Стекло действительно было треснутым. Но рамы я больше не видел. Сибирь! Меня трясло так, что я не мог согреть рук, даже засунув их под рубашку и прижав к голой коже. К холоду я был малоустойчив. У меня начали отекать суставы на пальцах рук, кожа по бокам потрескалась, и из трещин начала течь сукровица. Но хуже всего стало, когда у меня «заговорили» пальцы на ногах в этих летних туфлях в дырочку. Они были у меня обморожены в армии, замерзли во время фашистской широкомасштабной карательной операции 1943 года, когда десять дней я не вылезал из снега по пояс. После войны я их с трудом привел в чувство в термах. А холоду не было ни конца ни края. При таком питании я 24 часа в сутки трясся, как пес на сучке. Одеяло мне дали такое, что оно просвечивалось. Когда я попытался им закрыть окно, мне резко сказали, что это запрещено. Как мокрая псина, я ходил туда-сюда, спать из-за холода я не мог, и те по крайней мере теплые «чаи» мне стали казаться замечательными. Палатку согревает одна-единственная свеча. Эскимосское иглу наполняется теплом от крохотного огонька. Но тут ничто не могло помочь.
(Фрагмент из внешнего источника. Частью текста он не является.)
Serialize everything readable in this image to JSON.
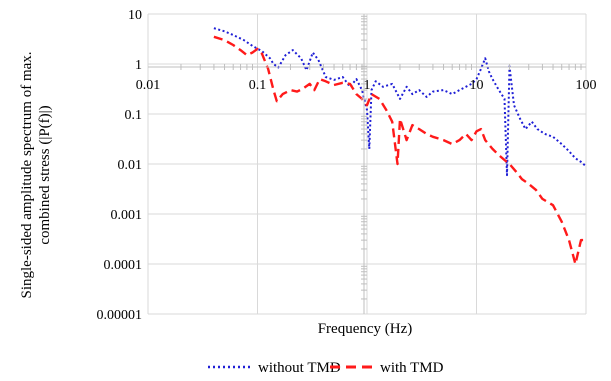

Горник рассказал мне, что в подвале, в бетонном карцере, где есть балка с крюком, подвешивают. И что у Гугела текли слезы по щекам, когда он однажды вернулся из подвала. Что Гугел, однако, не выносит «восточные деликты». Что он — настоящий садист по отношению к информбюроевцам.
На батарее я нашел надпись «все будет, только нас не будет». На крышке параши я сложил крохотный костерок из картона сигаретных пачек, чтобы хоть немного согреться. Поймал меня — к счастью — Гугел.
— Потушите сейчас же, Левитан! Как вы можете делать что-то подобное?
Я сбросил эти золотые язычки пламени в парашу и рассказал ему, как мне холодно. Он смотрел на незастекленное окно и молча кивал головой. Я показал ему руки. Он лишь вскользь окинул их взглядом. Сказал «хм» и ушел. На следующий день он переселил меня в камеру, о которой я уже рассказывал: моей соседкой была «поверенная по проституткам». А еще вдруг он мне выдал посылку с едой, которую мне отправила мама.
В этой камере было еще больше надписей — политических и порнографических, дырка в двери была еще лучше, и соседка развлекала меня целыми днями. Гугел велел принести мне еще одно одеяло.